Você já viu o abate de um boi? Presenciei-o uma única vez e fiquei impressionado. Evidentemente, os métodos atuais de abate devem ser menos cruéis. Porém, naquela época , a cena era chocante. O bicho sabia que ia morrer. Trazia pavor em seus olhos. Eles amarravam o boi num tronco, faziam-no girar por alguns momentos e desfechavam uma pancada em sua cabeça com uma marreta de madeira. O animal caía e, imediatamente, cortavam-lhe o pescoço com uma grande faca afiada . Tiravam-lhe a pele que era esticada por bambus, salgavam-na e punham-na para secar. Facas, facões e machadinhas separavam, com rapidez e habilidade, os diversos tipos de carne, as costelas, o fígado, o bucho, as patas, os chifres. Do boi, nada se perdia. Em pouco tempo, ele estava destrinchado e suas partes prontas para o consumo.

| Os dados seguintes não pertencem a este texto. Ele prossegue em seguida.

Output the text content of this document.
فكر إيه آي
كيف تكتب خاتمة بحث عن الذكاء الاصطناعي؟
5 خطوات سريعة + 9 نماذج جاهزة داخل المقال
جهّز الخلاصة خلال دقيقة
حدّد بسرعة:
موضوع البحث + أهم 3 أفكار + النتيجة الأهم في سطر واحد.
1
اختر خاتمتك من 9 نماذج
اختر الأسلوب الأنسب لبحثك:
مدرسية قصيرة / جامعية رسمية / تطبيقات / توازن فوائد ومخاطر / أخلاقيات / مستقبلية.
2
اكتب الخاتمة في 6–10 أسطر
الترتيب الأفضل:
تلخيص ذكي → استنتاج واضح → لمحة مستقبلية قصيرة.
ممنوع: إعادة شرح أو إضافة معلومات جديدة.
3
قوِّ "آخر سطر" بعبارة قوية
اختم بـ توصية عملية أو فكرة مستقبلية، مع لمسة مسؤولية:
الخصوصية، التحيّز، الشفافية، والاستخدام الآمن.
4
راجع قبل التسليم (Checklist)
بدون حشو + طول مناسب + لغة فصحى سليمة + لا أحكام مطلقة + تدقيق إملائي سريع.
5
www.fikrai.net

O sacrifício de um suíno era menos chocante. O capado grunhia a mais não poder e a barulheira só terminava quando um punhal, penetrando o seu sovaco esquerdo, atingia o coração. Sem perda de tempo, sapecavam o porco no fogo de um palheiro, raspavam sua pele com uma faca e começavam a abri-lo. Ficávamos em volta do acontecimento na expectativa de um pedaço de pele tostada, uma parte do rabo ou da orelha. Eram saborosíssimos! A gordura do porco era derretida e suas carnes iam para a frigideira , sendo depois conservadas nas latas de 20 litros cheinhas de banha.
A morte de um frango podia ser de várias maneiras. Uns preferiam torcer -lhe o pescoço. Minha tia Dirce asfixiava a ave colocando um cabo de vassoura sobre o seu pescoço e pisando-o com os dois pés. Meu pai, encarregado de matar o frango em minha casa aos domingos, depois de tirar algumas penas, cortava o pescoço e deixava o sangue escorrer para dentro de uma vasilha , sem se esquecer de espremer um limão. Era com o sangue que minha mãe fazia o delicioso frango ao molho pardo.
De todos os abates, segundo dizem, o mais triste de se ver é o do carneiro. Nunca presenciei o seu sacrifício. Quando chegava na casa do meu avô, o cordeiro já estava dependurado na travessa da porta da cozinha, cheio de ar ( introduzido por uma bomba de pneu de bicicleta ) e pronto para ser despelado e destrinchado.
Confesso, meu caro leitor, que eu tenho muita pena desses animais abatidos. Contudo, quando eles são postos à mesa, o dó acaba e surge um voraz apetite. Além do mais, se eles não fossem destinados ao abate, provavelmente já estariam relacionados numa lista de espécimens em extinção.